A diretora-executiva da Proteste Associação de Consumidores, Maria Inês Dolci, reconhece que o consumidor fatalmente arcará com o custos adicionais. Mas é fundamental buscar informações. “É preciso que os usuários analisem como terão acesso a essa assistência farmacêutica, forma de adesão, a que custo e quais tipos de planos contarão com o serviço”, orienta Maria Inês. Carência e lista dos remédios de uso contínuo que serão oferecidos também devem integrar a pesquisa dos usuários.
Canal de relacionamento
‘A Agência Nacional de Saúde Suplementar (ANS) quer criar ouvidorias vinculadas às estruturas organizacionais das operadoras de planos de saúde. De acordo com a ANS, o objetivo da medida é criar um canal de relacionamento da empresa com os beneficiários e permitir a melhoria na mediação de conflitos. Dessa forma, seriam reduzidos o número de casos levados à Justiça, além de agilizar a solução de problemas.
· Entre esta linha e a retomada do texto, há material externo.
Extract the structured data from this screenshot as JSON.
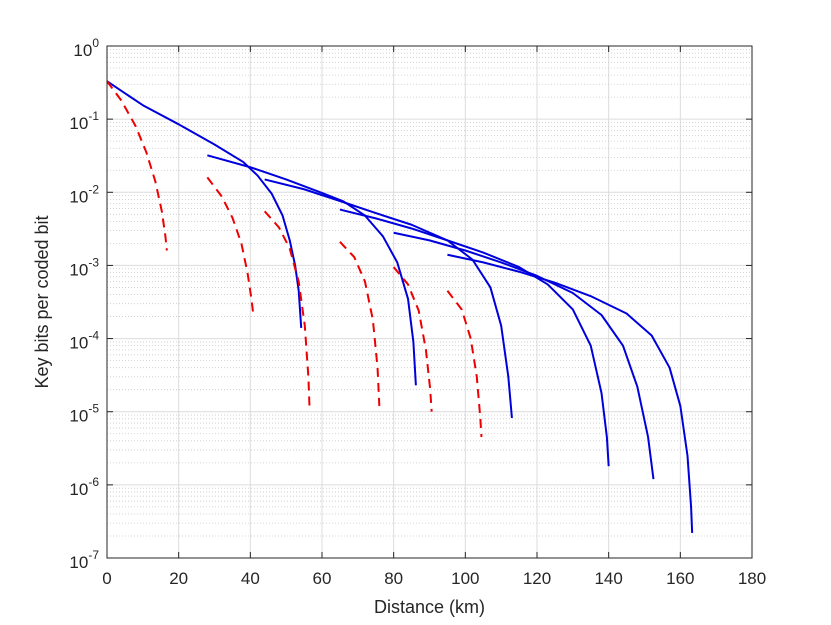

A proposta também está em consulta pública pela agência reguladora e segue aberta para contribuições até 18 de outubro.
Internações também
O principal objetivo para oferta de medicamentos de uso domiciliar, que seria a redução de novas internações e corte de custos com assistência a saúde, pode não ser cumprida. Pesquisa realizada pelo Instituto de Estudos de Saúde Complementar (IESS), com base na experiência norte-americana, revela que “não há evidências de que o seguro para cobertura de medicamentos reduza as despesas totais com saúde.” Lá, os seguros para a cobertura de medicamentos representaram cerca de 42% de todos os gastos com remédios em 2008. Os setor público e as famílias contribuíram com 37% e 21%, respectivamente.
O levantamento apresentado ao grupo técnico responsável pela elaboração da proposta de Resolução Normativa da Agência Nacional de Saúde Suplementar (ANS) – composto por 60 integrantes de órgãos de defesa do consumidor e planos de saúde – mostra que os custos do seguro de medicamentos nos Estados Unidos continuam crescendo acima dos demais gastos com saúde. Para se ter uma ideia, entre 1996 e 2008, os gastos com remédios naquele país cresceram 284%, enquanto as despesas com atendimento hospitalar e ambulatorial subiram 111% e 125% , respectivamente.
Para José Ceschin, diretor-executivo da Fenasaúde, que representa 15 grupos empresariais, o consumo de medicamentos cresceu consideravelmente. “O que acarretará na expansão dos custos do plano acessório de medicamentos ao longo do tempo”, avalia.
Relevância
As operadoras reconhecem a importância da discussão. Em nota, a operadora Amil afirmou que a consulta pública em andamento é um “tema da maior relevância com desejo de todos para sua viabilização.” A Unimed, por sua vez, informou que constituiu uma comissão para avaliar a proposta. “A Unimed-BH tem prazo até 3 de outubro para enviar suas considerações à agência. Importante observar que toda ampliação de cobertura assistencial, ainda que importante para o cliente, representa aumento de custos”, afirma.